The session continued by presenting an example on how a decision tree might look, followed by the fundamental steps to consider in order to create it, these are the split criterion, how to select the independent variables for the splits, the depth the tree should have and which value should be predicted in each part of the tree. Then it was discussed in depth each of the fundamental steps, first it was mentioned the main split criterions: CART, minimum value and maximum value; next how the method finds the independent variable and the corresponding cut-off through the split; then stop and pre-pruning criterions to control the deepness of a tree and avoid overfitting were presented; and finally three different alternatives to generate predictions at each leaf node were discussed, which were majority voting and predicted probabilities.

Then, it was presented that one of the main goals in Machine Learning is to find models that reach the optimal point of minimization of both bias and variance. An option to achieve this goal is to use cross-validation to estimate the validation error and test the model with new observations. Another possibility is to combine many models to generate averaged predictions, such approach is called ensemble learning. In the last part of the day an introduction on ensemble methods and bagging was given. Ensemble methods combine multiple weak models in order to generate a stronger one. In bagging, the idea is to generate multiple datasets from the original to estimate a new model on each one, and then to aggregate the predictions of every model.

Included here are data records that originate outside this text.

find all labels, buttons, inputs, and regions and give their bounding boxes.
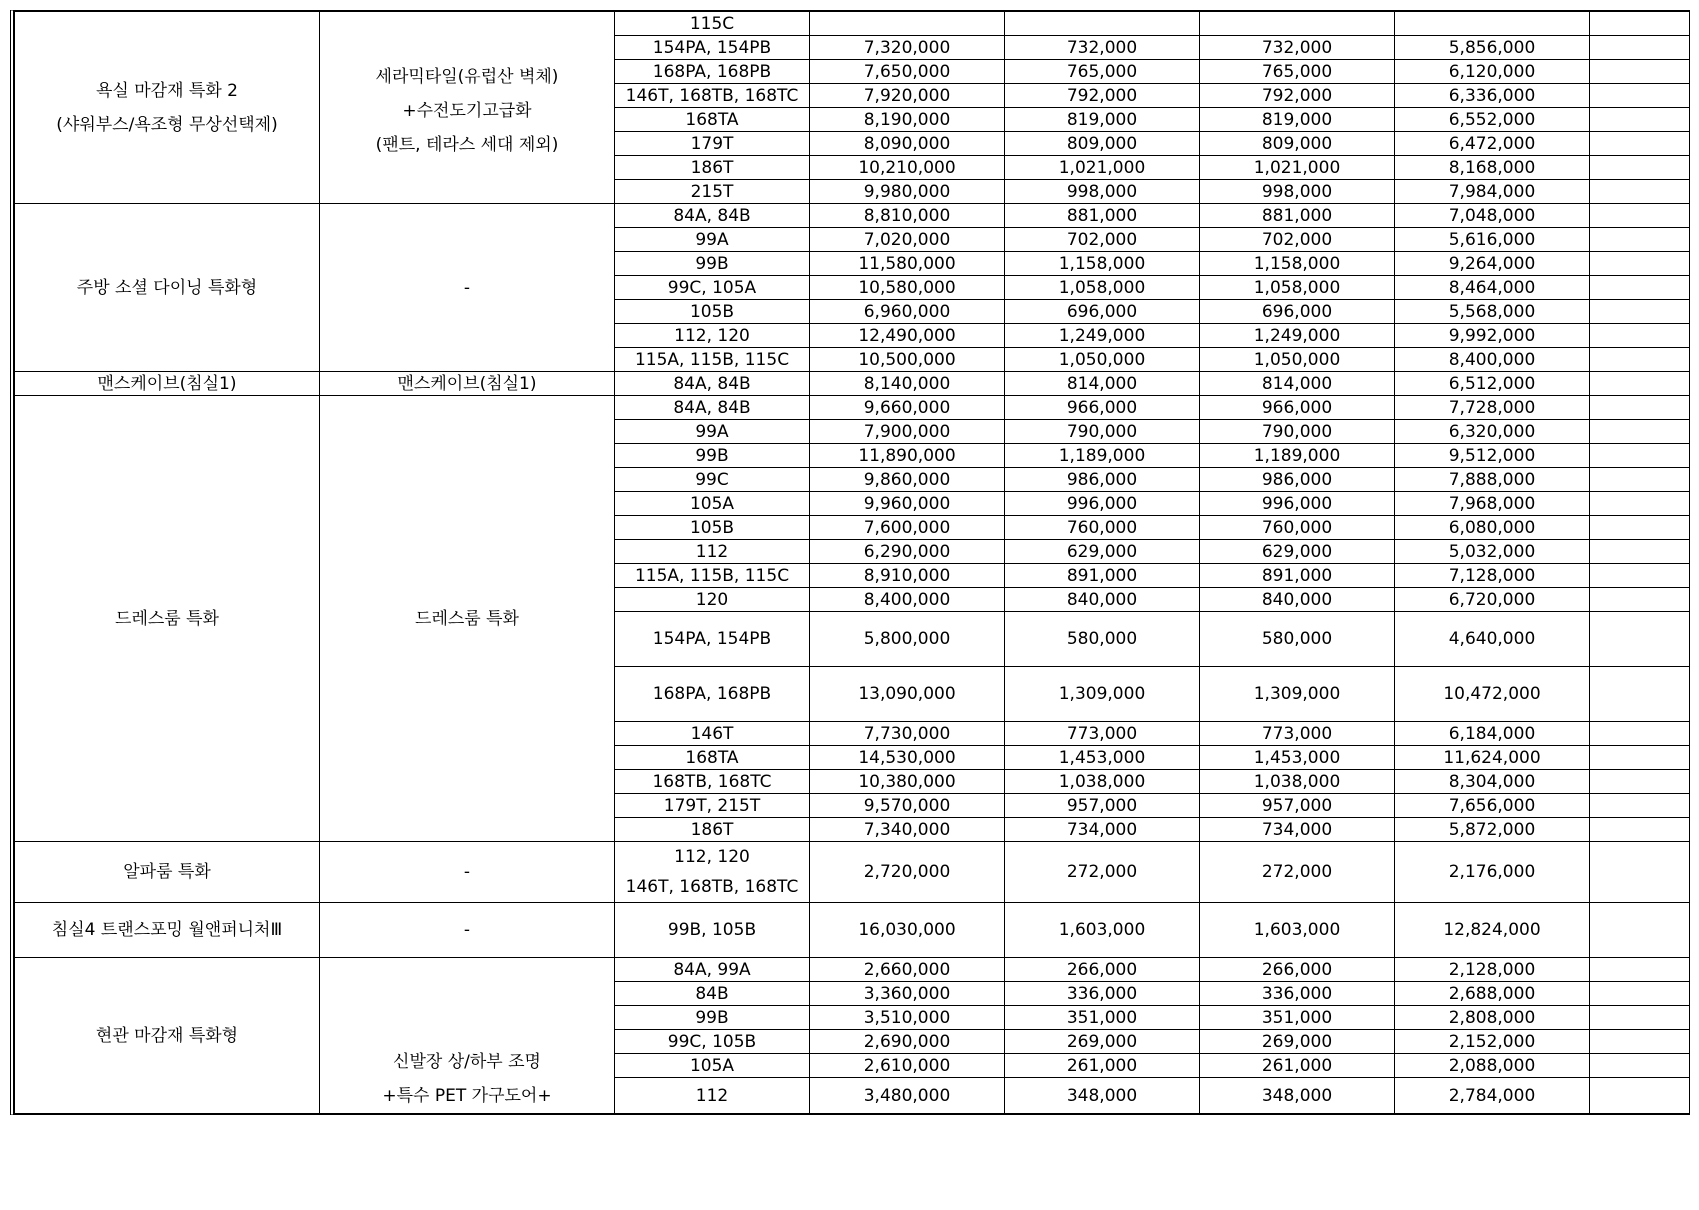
table-row <box>15 12 1690 36</box>
option-item-cell: 드레스룸 특화 <box>15 396 320 842</box>
price-cell: 819,000 <box>1005 108 1200 132</box>
price-cell: 4,640,000 <box>1395 612 1590 667</box>
option-item-line: 욕실 마감재 특화 2 <box>96 80 238 101</box>
price-cell: 6,960,000 <box>810 300 1005 324</box>
price-cell: 7,048,000 <box>1395 204 1590 228</box>
price-cell: 6,080,000 <box>1395 516 1590 540</box>
option-item-cell: 맨스케이브(침실1) <box>15 372 320 396</box>
price-cell: 1,050,000 <box>1200 348 1395 372</box>
price-cell: 702,000 <box>1200 228 1395 252</box>
note-cell <box>1590 180 1690 204</box>
price-cell: 5,032,000 <box>1395 540 1590 564</box>
table-row <box>15 842 1690 903</box>
note-cell <box>1590 794 1690 818</box>
price-cell: 1,309,000 <box>1200 667 1395 722</box>
price-cell: 765,000 <box>1005 60 1200 84</box>
note-cell <box>1590 132 1690 156</box>
note-cell <box>1590 348 1690 372</box>
unit-type-cell: 179T, 215T <box>615 794 810 818</box>
price-cell: 13,090,000 <box>810 667 1005 722</box>
price-cell: 3,360,000 <box>810 982 1005 1006</box>
price-cell: 792,000 <box>1005 84 1200 108</box>
option-description-cell: - <box>320 903 615 958</box>
price-cell: 10,500,000 <box>810 348 1005 372</box>
unit-type-cell: 84B <box>615 982 810 1006</box>
option-item-cell <box>15 12 320 204</box>
price-cell: 2,784,000 <box>1395 1078 1590 1114</box>
price-cell: 2,720,000 <box>810 842 1005 903</box>
price-cell: 8,140,000 <box>810 372 1005 396</box>
note-cell <box>1590 108 1690 132</box>
price-cell: 336,000 <box>1005 982 1200 1006</box>
price-cell: 773,000 <box>1200 722 1395 746</box>
price-cell: 12,490,000 <box>810 324 1005 348</box>
price-cell: 10,580,000 <box>810 276 1005 300</box>
price-cell: 1,038,000 <box>1005 770 1200 794</box>
price-cell: 996,000 <box>1200 492 1395 516</box>
price-cell: 580,000 <box>1200 612 1395 667</box>
price-cell: 790,000 <box>1005 420 1200 444</box>
price-cell: 3,510,000 <box>810 1006 1005 1030</box>
price-cell: 8,910,000 <box>810 564 1005 588</box>
unit-type-cell: 115A, 115B, 115C <box>615 348 810 372</box>
price-cell: 9,660,000 <box>810 396 1005 420</box>
price-cell: 629,000 <box>1005 540 1200 564</box>
price-cell: 2,088,000 <box>1395 1054 1590 1078</box>
price-cell: 966,000 <box>1200 396 1395 420</box>
price-cell <box>1395 12 1590 36</box>
price-cell: 7,728,000 <box>1395 396 1590 420</box>
table-row <box>15 958 1690 982</box>
price-cell: 6,472,000 <box>1395 132 1590 156</box>
price-cell: 1,249,000 <box>1005 324 1200 348</box>
price-cell: 7,900,000 <box>810 420 1005 444</box>
unit-type-cell: 99B <box>615 1006 810 1030</box>
note-cell <box>1590 1078 1690 1114</box>
price-cell: 11,624,000 <box>1395 746 1590 770</box>
price-cell: 1,309,000 <box>1005 667 1200 722</box>
price-cell: 957,000 <box>1200 794 1395 818</box>
price-cell: 7,320,000 <box>810 36 1005 60</box>
price-cell: 1,158,000 <box>1200 252 1395 276</box>
price-cell: 2,176,000 <box>1395 842 1590 903</box>
price-cell <box>1200 12 1395 36</box>
note-cell <box>1590 540 1690 564</box>
unit-type-cell: 168PA, 168PB <box>615 667 810 722</box>
note-cell <box>1590 612 1690 667</box>
unit-type-cell: 154PA, 154PB <box>615 612 810 667</box>
price-cell: 966,000 <box>1005 396 1200 420</box>
note-cell <box>1590 818 1690 842</box>
note-cell <box>1590 36 1690 60</box>
note-cell <box>1590 1054 1690 1078</box>
unit-type-cell: 99C <box>615 468 810 492</box>
price-cell: 765,000 <box>1200 60 1395 84</box>
unit-type-line: 146T, 168TB, 168TC <box>625 877 799 897</box>
option-description-cell <box>320 12 615 204</box>
unit-type-cell: 168TA <box>615 108 810 132</box>
note-cell <box>1590 228 1690 252</box>
price-cell: 7,340,000 <box>810 818 1005 842</box>
option-description-cell: - <box>320 204 615 372</box>
unit-type-cell <box>615 842 810 903</box>
note-cell <box>1590 444 1690 468</box>
option-description-cell <box>320 958 615 1114</box>
price-cell: 732,000 <box>1005 36 1200 60</box>
price-cell: 998,000 <box>1200 180 1395 204</box>
note-cell <box>1590 84 1690 108</box>
price-cell: 6,720,000 <box>1395 588 1590 612</box>
price-cell: 9,860,000 <box>810 468 1005 492</box>
price-cell: 1,189,000 <box>1005 444 1200 468</box>
table-row <box>15 204 1690 228</box>
table-row <box>15 903 1690 958</box>
unit-type-line: 112, 120 <box>674 847 750 867</box>
option-description-line: 세라믹타일(유럽산 벽체) <box>375 67 559 87</box>
price-cell: 790,000 <box>1200 420 1395 444</box>
price-cell: 336,000 <box>1200 982 1395 1006</box>
price-cell: 272,000 <box>1005 842 1200 903</box>
unit-type-cell: 105B <box>615 300 810 324</box>
price-cell: 629,000 <box>1200 540 1395 564</box>
price-cell: 6,184,000 <box>1395 722 1590 746</box>
price-cell: 9,980,000 <box>810 180 1005 204</box>
option-price-table <box>14 11 1690 1114</box>
price-cell: 773,000 <box>1005 722 1200 746</box>
price-cell: 7,984,000 <box>1395 180 1590 204</box>
price-cell: 8,400,000 <box>1395 348 1590 372</box>
unit-type-cell: 186T <box>615 818 810 842</box>
unit-type-cell: 99C, 105A <box>615 276 810 300</box>
price-cell: 6,336,000 <box>1395 84 1590 108</box>
price-cell: 819,000 <box>1200 108 1395 132</box>
unit-type-cell: 112 <box>615 540 810 564</box>
price-cell: 348,000 <box>1200 1078 1395 1114</box>
unit-type-cell: 99A <box>615 228 810 252</box>
note-cell <box>1590 746 1690 770</box>
unit-type-cell: 146T <box>615 722 810 746</box>
price-cell: 9,570,000 <box>810 794 1005 818</box>
option-item-cell: 침실4 트랜스포밍 월앤퍼니처Ⅲ <box>15 903 320 958</box>
price-cell <box>1005 12 1200 36</box>
price-cell: 1,603,000 <box>1005 903 1200 958</box>
price-cell: 7,600,000 <box>810 516 1005 540</box>
price-cell: 9,992,000 <box>1395 324 1590 348</box>
price-cell: 881,000 <box>1005 204 1200 228</box>
price-cell: 266,000 <box>1200 958 1395 982</box>
price-cell: 5,616,000 <box>1395 228 1590 252</box>
price-cell: 696,000 <box>1005 300 1200 324</box>
price-cell: 792,000 <box>1200 84 1395 108</box>
price-cell: 760,000 <box>1200 516 1395 540</box>
price-cell: 580,000 <box>1005 612 1200 667</box>
price-cell: 8,090,000 <box>810 132 1005 156</box>
note-cell <box>1590 372 1690 396</box>
note-cell <box>1590 300 1690 324</box>
price-cell: 11,580,000 <box>810 252 1005 276</box>
price-cell: 814,000 <box>1200 372 1395 396</box>
price-cell: 734,000 <box>1200 818 1395 842</box>
unit-type-cell: 215T <box>615 180 810 204</box>
note-cell <box>1590 324 1690 348</box>
price-cell: 1,189,000 <box>1200 444 1395 468</box>
price-cell: 840,000 <box>1200 588 1395 612</box>
price-cell: 6,290,000 <box>810 540 1005 564</box>
price-cell: 1,453,000 <box>1200 746 1395 770</box>
price-cell: 12,824,000 <box>1395 903 1590 958</box>
price-cell: 996,000 <box>1005 492 1200 516</box>
note-cell <box>1590 722 1690 746</box>
unit-type-cell: 168PA, 168PB <box>615 60 810 84</box>
price-cell: 986,000 <box>1200 468 1395 492</box>
table-row <box>15 396 1690 420</box>
note-cell <box>1590 60 1690 84</box>
price-cell: 702,000 <box>1005 228 1200 252</box>
note-cell <box>1590 564 1690 588</box>
unit-type-cell: 168TA <box>615 746 810 770</box>
unit-type-cell: 115C <box>615 12 810 36</box>
option-description-line: +특수 PET 가구도어+ <box>382 1086 552 1106</box>
price-cell: 957,000 <box>1005 794 1200 818</box>
note-cell <box>1590 667 1690 722</box>
unit-type-cell: 120 <box>615 588 810 612</box>
price-cell: 5,856,000 <box>1395 36 1590 60</box>
option-description-line: (팬트, 테라스 세대 제외) <box>375 135 559 155</box>
price-cell: 2,690,000 <box>810 1030 1005 1054</box>
price-cell: 5,568,000 <box>1395 300 1590 324</box>
price-cell: 9,264,000 <box>1395 252 1590 276</box>
note-cell <box>1590 982 1690 1006</box>
price-cell: 351,000 <box>1005 1006 1200 1030</box>
price-cell: 809,000 <box>1200 132 1395 156</box>
price-cell: 348,000 <box>1005 1078 1200 1114</box>
note-cell <box>1590 1006 1690 1030</box>
unit-type-cell: 115A, 115B, 115C <box>615 564 810 588</box>
price-cell: 732,000 <box>1200 36 1395 60</box>
price-cell: 7,650,000 <box>810 60 1005 84</box>
price-cell: 9,512,000 <box>1395 444 1590 468</box>
price-cell: 891,000 <box>1005 564 1200 588</box>
table-row <box>15 372 1690 396</box>
price-cell: 2,152,000 <box>1395 1030 1590 1054</box>
price-cell: 10,210,000 <box>810 156 1005 180</box>
note-cell <box>1590 958 1690 982</box>
price-cell: 7,128,000 <box>1395 564 1590 588</box>
price-cell: 3,480,000 <box>810 1078 1005 1114</box>
note-cell <box>1590 903 1690 958</box>
unit-type-cell: 84A, 84B <box>615 204 810 228</box>
price-cell: 7,730,000 <box>810 722 1005 746</box>
option-description-cell: 드레스룸 특화 <box>320 396 615 842</box>
price-cell: 1,158,000 <box>1005 252 1200 276</box>
price-cell: 891,000 <box>1200 564 1395 588</box>
price-cell: 2,128,000 <box>1395 958 1590 982</box>
price-cell: 14,530,000 <box>810 746 1005 770</box>
option-item-cell: 현관 마감재 특화형 <box>15 958 320 1114</box>
price-cell <box>810 12 1005 36</box>
unit-type-cell: 99B <box>615 252 810 276</box>
price-cell: 10,472,000 <box>1395 667 1590 722</box>
price-cell: 7,888,000 <box>1395 468 1590 492</box>
option-description-cell: - <box>320 842 615 903</box>
unit-type-cell: 154PA, 154PB <box>615 36 810 60</box>
price-cell: 2,808,000 <box>1395 1006 1590 1030</box>
price-cell: 2,688,000 <box>1395 982 1590 1006</box>
price-cell: 8,810,000 <box>810 204 1005 228</box>
price-cell: 6,512,000 <box>1395 372 1590 396</box>
price-cell: 16,030,000 <box>810 903 1005 958</box>
unit-type-cell: 112, 120 <box>615 324 810 348</box>
note-cell <box>1590 276 1690 300</box>
note-cell <box>1590 156 1690 180</box>
price-cell: 1,603,000 <box>1200 903 1395 958</box>
unit-type-cell: 105A <box>615 492 810 516</box>
unit-type-cell: 168TB, 168TC <box>615 770 810 794</box>
price-cell: 1,021,000 <box>1200 156 1395 180</box>
price-cell: 1,038,000 <box>1200 770 1395 794</box>
unit-type-cell: 84A, 84B <box>615 396 810 420</box>
option-item-cell: 주방 소셜 다이닝 특화형 <box>15 204 320 372</box>
price-cell: 6,120,000 <box>1395 60 1590 84</box>
note-cell <box>1590 420 1690 444</box>
price-cell: 7,920,000 <box>810 84 1005 108</box>
price-cell: 1,021,000 <box>1005 156 1200 180</box>
price-cell: 272,000 <box>1200 842 1395 903</box>
option-item-cell: 알파룸 특화 <box>15 842 320 903</box>
price-table-container <box>10 10 1690 1115</box>
price-cell: 269,000 <box>1200 1030 1395 1054</box>
price-cell: 1,058,000 <box>1005 276 1200 300</box>
unit-type-cell: 84A, 84B <box>615 372 810 396</box>
price-cell: 261,000 <box>1200 1054 1395 1078</box>
note-cell <box>1590 252 1690 276</box>
price-cell: 1,050,000 <box>1005 348 1200 372</box>
price-cell: 1,058,000 <box>1200 276 1395 300</box>
unit-type-cell: 186T <box>615 156 810 180</box>
price-cell: 5,872,000 <box>1395 818 1590 842</box>
price-cell: 8,400,000 <box>810 588 1005 612</box>
price-cell: 11,890,000 <box>810 444 1005 468</box>
option-description-cell: 맨스케이브(침실1) <box>320 372 615 396</box>
price-cell: 7,656,000 <box>1395 794 1590 818</box>
price-cell: 6,552,000 <box>1395 108 1590 132</box>
price-cell: 998,000 <box>1005 180 1200 204</box>
option-item-line: (샤워부스/욕조형 무상선택제) <box>56 114 278 135</box>
price-cell: 6,320,000 <box>1395 420 1590 444</box>
note-cell <box>1590 468 1690 492</box>
option-description-line: 신발장 상/하부 조명 <box>393 1052 541 1072</box>
unit-type-cell: 84A, 99A <box>615 958 810 982</box>
note-cell <box>1590 492 1690 516</box>
price-cell: 8,190,000 <box>810 108 1005 132</box>
price-cell: 7,968,000 <box>1395 492 1590 516</box>
price-cell: 10,380,000 <box>810 770 1005 794</box>
note-cell <box>1590 588 1690 612</box>
price-cell: 2,610,000 <box>810 1054 1005 1078</box>
price-cell: 881,000 <box>1200 204 1395 228</box>
price-cell: 5,800,000 <box>810 612 1005 667</box>
price-cell: 734,000 <box>1005 818 1200 842</box>
price-cell: 809,000 <box>1005 132 1200 156</box>
unit-type-cell: 179T <box>615 132 810 156</box>
note-cell <box>1590 516 1690 540</box>
note-cell <box>1590 842 1690 903</box>
note-cell <box>1590 770 1690 794</box>
option-description-line: +수전도기고급화 <box>402 101 532 121</box>
note-cell <box>1590 12 1690 36</box>
price-cell: 8,168,000 <box>1395 156 1590 180</box>
price-cell: 9,960,000 <box>810 492 1005 516</box>
unit-type-cell: 112 <box>615 1078 810 1114</box>
price-cell: 8,464,000 <box>1395 276 1590 300</box>
price-cell: 1,453,000 <box>1005 746 1200 770</box>
unit-type-cell: 105A <box>615 1054 810 1078</box>
price-cell: 269,000 <box>1005 1030 1200 1054</box>
unit-type-cell: 99C, 105B <box>615 1030 810 1054</box>
price-cell: 986,000 <box>1005 468 1200 492</box>
note-cell <box>1590 396 1690 420</box>
price-cell: 8,304,000 <box>1395 770 1590 794</box>
unit-type-cell: 99B <box>615 444 810 468</box>
unit-type-cell: 99A <box>615 420 810 444</box>
price-cell: 760,000 <box>1005 516 1200 540</box>
price-cell: 814,000 <box>1005 372 1200 396</box>
price-cell: 261,000 <box>1005 1054 1200 1078</box>
price-cell: 1,249,000 <box>1200 324 1395 348</box>
price-cell: 351,000 <box>1200 1006 1395 1030</box>
unit-type-cell: 146T, 168TB, 168TC <box>615 84 810 108</box>
price-cell: 696,000 <box>1200 300 1395 324</box>
unit-type-cell: 99B, 105B <box>615 903 810 958</box>
note-cell <box>1590 1030 1690 1054</box>
price-cell: 840,000 <box>1005 588 1200 612</box>
price-cell: 266,000 <box>1005 958 1200 982</box>
price-cell: 2,660,000 <box>810 958 1005 982</box>
unit-type-cell: 105B <box>615 516 810 540</box>
price-cell: 7,020,000 <box>810 228 1005 252</box>
note-cell <box>1590 204 1690 228</box>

The day finalized with hands-on exercises of tree techniques implementations in R.

Day 4

The fourth day was devoted to the deepening on two ensemble methods that uses as base model decision trees, random forest and gradient boosting.

After a recapitulation on ensemble methods and bagging, the session focused on the analysis of random forests, for which the main idea is first to generate a number of new datasets (through re-sampling), then train a tree for each data set by only considering a proportion of the whole set of independent variables, this to introduce randomness in the methodology, and finally to aggregate the predictions of each tree to generate the final prediction. Then, it was mentioned that although random forests reduces the variance due to its ensemble nature, it is needed to put attention on the search of the optimal set of parameters for the model; this is to avoid high variance.

The session continued with an implementation of random forests in R

Then a revision on gradient boosting was done. The main idea behind this technique is to sequentially train new models, giving more importance to the observations that are difficult to predict, the level of difficulty is reflected on weights or residuals that are linked to each observation. For this case, unlike the random forest, the dataset used for each model is the same, and only the weights changes on each iteration. That gradient boosting is often applied in the context of trees, but any weak model can be used. It was also observed, on the one hand, that this technique can solve any type of problem, as long as the gradient of the loss function involved can be calculated. On the other hand, one should consider that the implementation must be accompanied by a fine hyper-parameters tuning in order to control the bias, and that for this case is required more computation time compared with the rest of the techniques seen.

Day ended with a hands-on exercise on gradient boosting in R.

Day 5

The last day of the Course was devoted to present three main Machine Learning projects developed by CEMLA along with regional central banks and University College London (UCL), this followed by an overview of the topics given during the Course and the participants’ final comments.